Question

Solve each equation (find the solution set), and check each solution. (a) \(4(6 \mathrm{x}+5)-3(\mathrm{x}-5)=0 .\) (b) \(8+3 \mathrm{x}=-4(\mathrm{x}-2)\)

Short answer

For equation (a), \(x = -\frac{5}{3}\) is the solution. We checked this by substituting it back into the original equation. For equation (b), \(x = 0\) is the solution. We also checked this by substituting it back into the original equation.

Step-by-step solution

Distribute the numbers

Multiply 4 by the terms inside the first parenthesis, and multiply -3 by the terms inside the second parenthesis: \(24x + 20 - 3x + 15 = 0\)

Combine like terms

Combine the terms with x and the constants: \(21x + 35 = 0\)

Isolate the x term

Subtract 35 from both sides of the equation: \(21x = -35\)

Solve for x

Divide both sides by 21 to find the value of x: \(x = -\frac{35}{21}\)

Simplify the solution

Simplify the fraction to obtain the solution: \(x = -\frac{5}{3}\)

Check the solution

Substitute the value of x back into the original equation to check if it is correct: \(4(6(-\frac{5}{3})+5)-3((-\frac{5}{3})-5) = 0\) This simplifies to: \(4(-3+5) - 3(-\frac{2}{3}) = 0\) Which further simplifies to: \(4(2) - 3(-\frac{2}{3}) = 0\) The expression simplifies to 0, confirming our solution is correct. (b) 8+3x=-4(x-2)

Distribute the number

Multiply -4 by the terms inside the parenthesis: \(8 + 3x = -4x + 8\)

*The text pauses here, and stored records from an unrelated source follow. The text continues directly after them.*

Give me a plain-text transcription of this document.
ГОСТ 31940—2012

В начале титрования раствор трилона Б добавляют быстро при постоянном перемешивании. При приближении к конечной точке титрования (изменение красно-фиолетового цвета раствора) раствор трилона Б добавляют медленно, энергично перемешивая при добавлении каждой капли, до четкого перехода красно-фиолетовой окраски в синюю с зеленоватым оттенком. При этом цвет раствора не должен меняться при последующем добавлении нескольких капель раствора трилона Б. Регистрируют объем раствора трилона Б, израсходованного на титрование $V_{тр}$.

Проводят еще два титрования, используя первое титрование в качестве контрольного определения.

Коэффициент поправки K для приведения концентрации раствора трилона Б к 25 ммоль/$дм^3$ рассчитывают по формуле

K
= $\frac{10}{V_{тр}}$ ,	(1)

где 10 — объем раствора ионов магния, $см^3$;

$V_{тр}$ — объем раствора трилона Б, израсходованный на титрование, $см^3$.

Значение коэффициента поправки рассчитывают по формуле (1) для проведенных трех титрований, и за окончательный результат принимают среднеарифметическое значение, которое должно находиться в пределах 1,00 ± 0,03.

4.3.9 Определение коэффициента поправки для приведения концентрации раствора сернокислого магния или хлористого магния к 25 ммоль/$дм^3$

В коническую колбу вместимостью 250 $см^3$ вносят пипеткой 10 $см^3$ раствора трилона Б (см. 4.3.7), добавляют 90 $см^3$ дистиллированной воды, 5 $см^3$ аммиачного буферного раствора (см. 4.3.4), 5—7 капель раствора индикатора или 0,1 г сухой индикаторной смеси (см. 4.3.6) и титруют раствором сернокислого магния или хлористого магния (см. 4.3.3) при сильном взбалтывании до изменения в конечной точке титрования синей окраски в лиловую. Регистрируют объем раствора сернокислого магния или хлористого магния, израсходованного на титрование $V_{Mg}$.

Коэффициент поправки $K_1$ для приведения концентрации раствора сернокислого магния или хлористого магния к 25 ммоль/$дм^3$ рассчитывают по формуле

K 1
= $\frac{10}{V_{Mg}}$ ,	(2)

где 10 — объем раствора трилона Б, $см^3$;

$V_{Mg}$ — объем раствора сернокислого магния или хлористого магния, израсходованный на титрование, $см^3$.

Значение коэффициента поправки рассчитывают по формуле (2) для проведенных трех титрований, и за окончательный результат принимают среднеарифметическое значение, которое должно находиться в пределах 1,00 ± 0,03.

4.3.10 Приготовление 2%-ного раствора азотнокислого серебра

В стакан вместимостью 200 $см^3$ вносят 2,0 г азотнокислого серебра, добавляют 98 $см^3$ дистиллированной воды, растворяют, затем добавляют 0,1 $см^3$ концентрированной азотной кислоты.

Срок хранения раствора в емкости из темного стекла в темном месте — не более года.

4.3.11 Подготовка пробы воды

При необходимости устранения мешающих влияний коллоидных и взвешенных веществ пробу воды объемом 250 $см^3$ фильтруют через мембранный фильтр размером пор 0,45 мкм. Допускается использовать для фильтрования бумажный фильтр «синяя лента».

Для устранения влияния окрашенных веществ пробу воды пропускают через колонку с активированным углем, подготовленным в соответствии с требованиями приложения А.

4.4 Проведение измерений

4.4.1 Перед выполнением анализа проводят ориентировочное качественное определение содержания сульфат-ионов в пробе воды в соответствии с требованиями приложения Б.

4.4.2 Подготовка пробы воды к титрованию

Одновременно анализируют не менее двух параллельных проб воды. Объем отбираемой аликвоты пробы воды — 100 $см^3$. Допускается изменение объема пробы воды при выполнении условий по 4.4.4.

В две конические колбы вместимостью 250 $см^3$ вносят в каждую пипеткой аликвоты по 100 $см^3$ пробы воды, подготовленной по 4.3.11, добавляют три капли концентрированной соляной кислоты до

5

Move the constant to one side

Subtract 8 from both sides of the equation: \(3x = -4x\)

Combine like terms

Add 4x to both sides to have all x terms on one side: \(7x = 0\)

Solve for x

Divide by 7 on both sides to find the value of x: \(x = 0\)

Check the solution

Substitute the value of x back into the original equation to check if it is correct: \(8 + 3(0) = -4(0 - 2)\) Which simplifies to: \(8 = -4(-2)\) The expression simplifies to 8=8, confirming our solution is correct.

Key concepts

Distributive Property

The distributive property is a fundamental principle in algebra and it helps in simplifying equations by eliminating parentheses. Essentially, it allows you to "distribute" multiplication across terms within parentheses. This is done by multiplying the term outside the parenthesis by each term inside. For example, in the equation \(4(6x + 5) - 3(x - 5) = 0\), apply the distributive property as follows:

• Multiply 4 by each term inside the first parentheses: \(4 \times 6x\) and \(4 \times 5\).
• Multiply -3 by each term inside the second parentheses: \(-3 \times x\) and \(-3 \times -5\).

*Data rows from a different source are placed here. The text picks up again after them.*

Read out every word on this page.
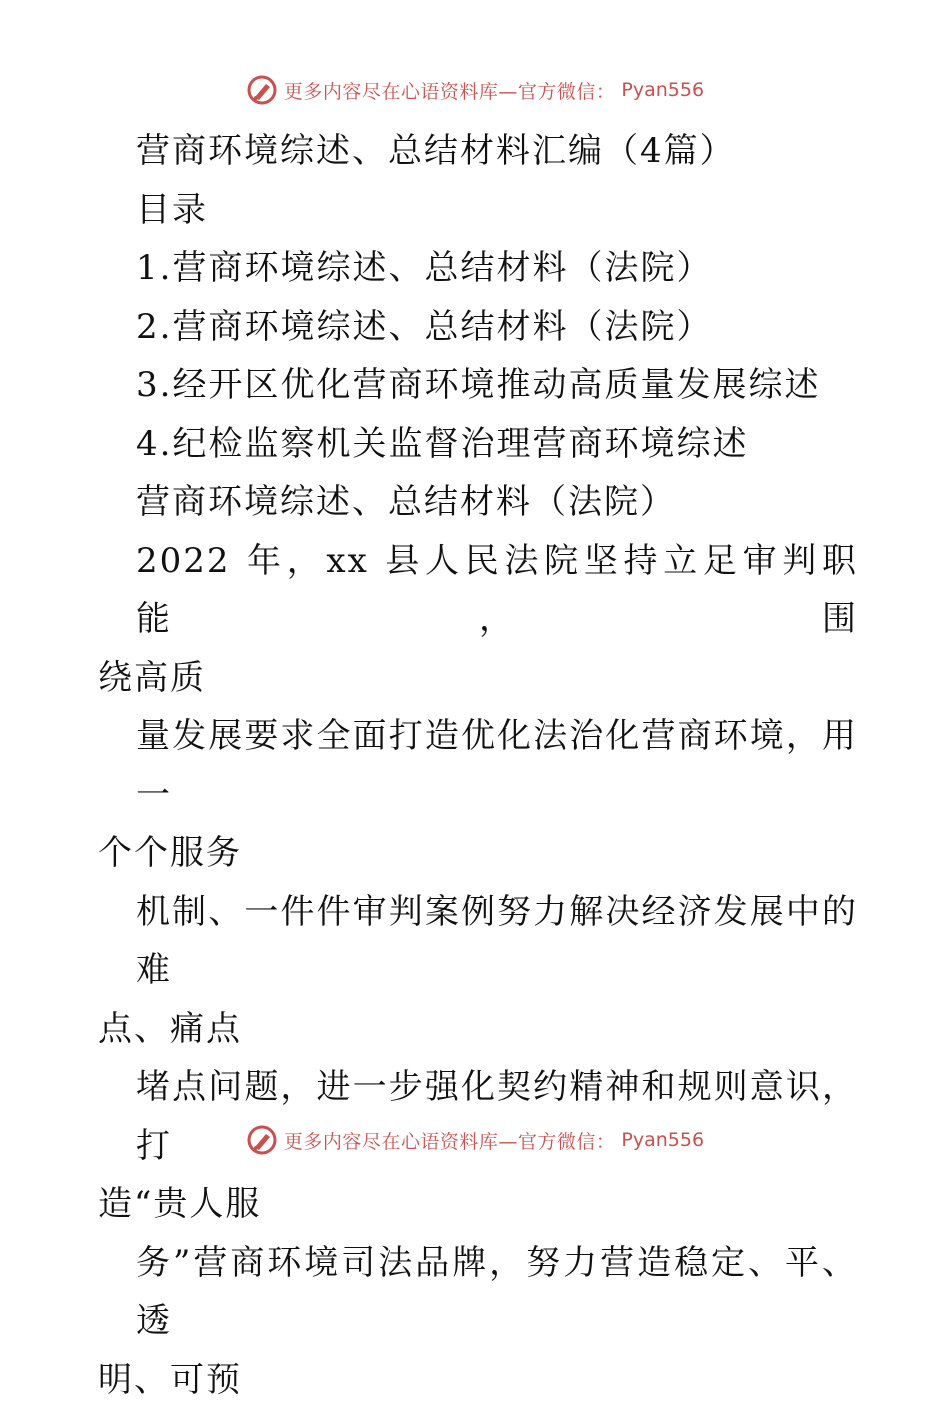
更多内容尽在心语资料库—官方微信： Pyan556
营商环境综述、总结材料汇编（4篇）
目录
1.营商环境综述、总结材料（法院）
2.营商环境综述、总结材料（法院）
3.经开区优化营商环境推动高质量发展综述
4.纪检监察机关监督治理营商环境综述
营商环境综述、总结材料（法院）
2022 年，xx 县人民法院坚持立足审判职能，围
绕高质
量发展要求全面打造优化法治化营商环境，用一
个个服务
机制、一件件审判案例努力解决经济发展中的难
点、痛点
堵点问题，进一步强化契约精神和规则意识，打
造“贵人服
务”营商环境司法品牌，努力营造稳定、平、透
明、可预
更多内容尽在心语资料库—官方微信： Pyan556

This results in the equation: \(24x + 20 - 3x + 15 = 0\). By distributing, you have removed the parentheses, making it easier to manipulate the equation further.

Combining Like Terms

Once you've applied the distributive property, the next step is to simplify the equation by combining like terms. Like terms are terms in an equation that have the same variable to the same power.

• In our example, the terms with 'x' are \(24x\) and \(-3x\). These can be combined to yield \(21x\).
• Similarly, the constants \(20\) and \(15\) add up to \(35\).

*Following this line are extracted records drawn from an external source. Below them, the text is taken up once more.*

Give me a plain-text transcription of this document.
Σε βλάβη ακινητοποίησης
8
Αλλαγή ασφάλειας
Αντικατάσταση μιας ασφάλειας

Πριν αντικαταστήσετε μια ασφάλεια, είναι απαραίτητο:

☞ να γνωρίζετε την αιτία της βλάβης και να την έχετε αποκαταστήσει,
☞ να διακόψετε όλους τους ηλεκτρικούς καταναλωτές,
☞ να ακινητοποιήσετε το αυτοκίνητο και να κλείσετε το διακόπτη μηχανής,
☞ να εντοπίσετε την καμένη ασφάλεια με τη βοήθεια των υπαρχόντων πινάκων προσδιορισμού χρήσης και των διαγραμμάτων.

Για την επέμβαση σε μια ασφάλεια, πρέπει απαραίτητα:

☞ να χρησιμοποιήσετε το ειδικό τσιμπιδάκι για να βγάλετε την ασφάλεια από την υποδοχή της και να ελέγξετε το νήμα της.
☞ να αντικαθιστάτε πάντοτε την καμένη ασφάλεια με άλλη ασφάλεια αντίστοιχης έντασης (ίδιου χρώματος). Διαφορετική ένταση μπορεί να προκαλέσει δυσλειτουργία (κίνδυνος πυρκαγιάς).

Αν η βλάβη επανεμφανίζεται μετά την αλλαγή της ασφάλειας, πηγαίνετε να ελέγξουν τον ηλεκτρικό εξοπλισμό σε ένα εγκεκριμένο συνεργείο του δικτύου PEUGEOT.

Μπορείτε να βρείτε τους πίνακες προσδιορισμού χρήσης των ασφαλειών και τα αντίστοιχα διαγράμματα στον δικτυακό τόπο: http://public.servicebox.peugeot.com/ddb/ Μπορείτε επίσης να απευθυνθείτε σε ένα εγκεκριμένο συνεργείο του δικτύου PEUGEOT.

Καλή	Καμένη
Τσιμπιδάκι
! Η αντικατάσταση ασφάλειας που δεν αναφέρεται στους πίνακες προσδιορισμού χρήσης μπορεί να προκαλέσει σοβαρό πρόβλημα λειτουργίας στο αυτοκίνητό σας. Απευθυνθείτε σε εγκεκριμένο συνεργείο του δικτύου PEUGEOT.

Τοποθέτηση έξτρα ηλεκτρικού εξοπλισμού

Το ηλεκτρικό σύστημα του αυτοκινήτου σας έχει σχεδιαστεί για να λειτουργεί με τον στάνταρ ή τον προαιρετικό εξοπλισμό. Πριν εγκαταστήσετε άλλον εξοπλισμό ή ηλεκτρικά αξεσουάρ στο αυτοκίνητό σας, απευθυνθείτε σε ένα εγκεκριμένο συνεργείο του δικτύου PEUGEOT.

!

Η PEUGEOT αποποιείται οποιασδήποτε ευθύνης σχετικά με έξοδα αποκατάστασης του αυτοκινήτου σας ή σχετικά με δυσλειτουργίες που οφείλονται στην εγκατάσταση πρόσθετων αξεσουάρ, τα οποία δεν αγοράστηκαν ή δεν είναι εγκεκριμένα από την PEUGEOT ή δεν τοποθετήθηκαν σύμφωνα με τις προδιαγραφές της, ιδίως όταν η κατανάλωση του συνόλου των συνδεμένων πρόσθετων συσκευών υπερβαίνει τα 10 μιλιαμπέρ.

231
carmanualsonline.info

By combining these terms, our equation simplifies to \(21x + 35 = 0\). Combining like terms makes solving the equation more straightforward by reducing the number of terms.

Isolation of Variables

To solve for the variable, we need to isolate it on one side of the equation. This helps in finding the precise value of the variable that satisfies the equation. In our exercise, we have the simplified equation \(21x + 35 = 0\). Start by moving the constant term to the other side:

• Subtract 35 from both sides: \(21x = -35\).
• Next, divide both sides by the coefficient of x, which is 21, to solve for \(x\): \(x = -\frac{35}{21}\).

This method of isolating the variable ensures that you systematically reduce the equation to find the exact value of \(x\). Simplifying the fraction, you find \(x = -\frac{5}{3}\).

Checking Solutions

The final step in solving an equation is to check your solution by substituting the found value back into the original equation. This step is crucial as it verifies the correctness of your solution.

• Substitute \(x = -\frac{5}{3}\) back into the original equation \(4(6x + 5) - 3(x - 5) = 0\).
• Calculate each part carefully: \(4(6(-\frac{5}{3}) + 5) - 3((-\frac{5}{3}) - 5)\).
• This simplifies to \(4(-10 + 5) - 3(-\frac{20}{3})\).
• After calculating, you should find the expression reduces to 0.

Double-checking like this ensures the derived solution satisfies the original equation and confirms its accuracy.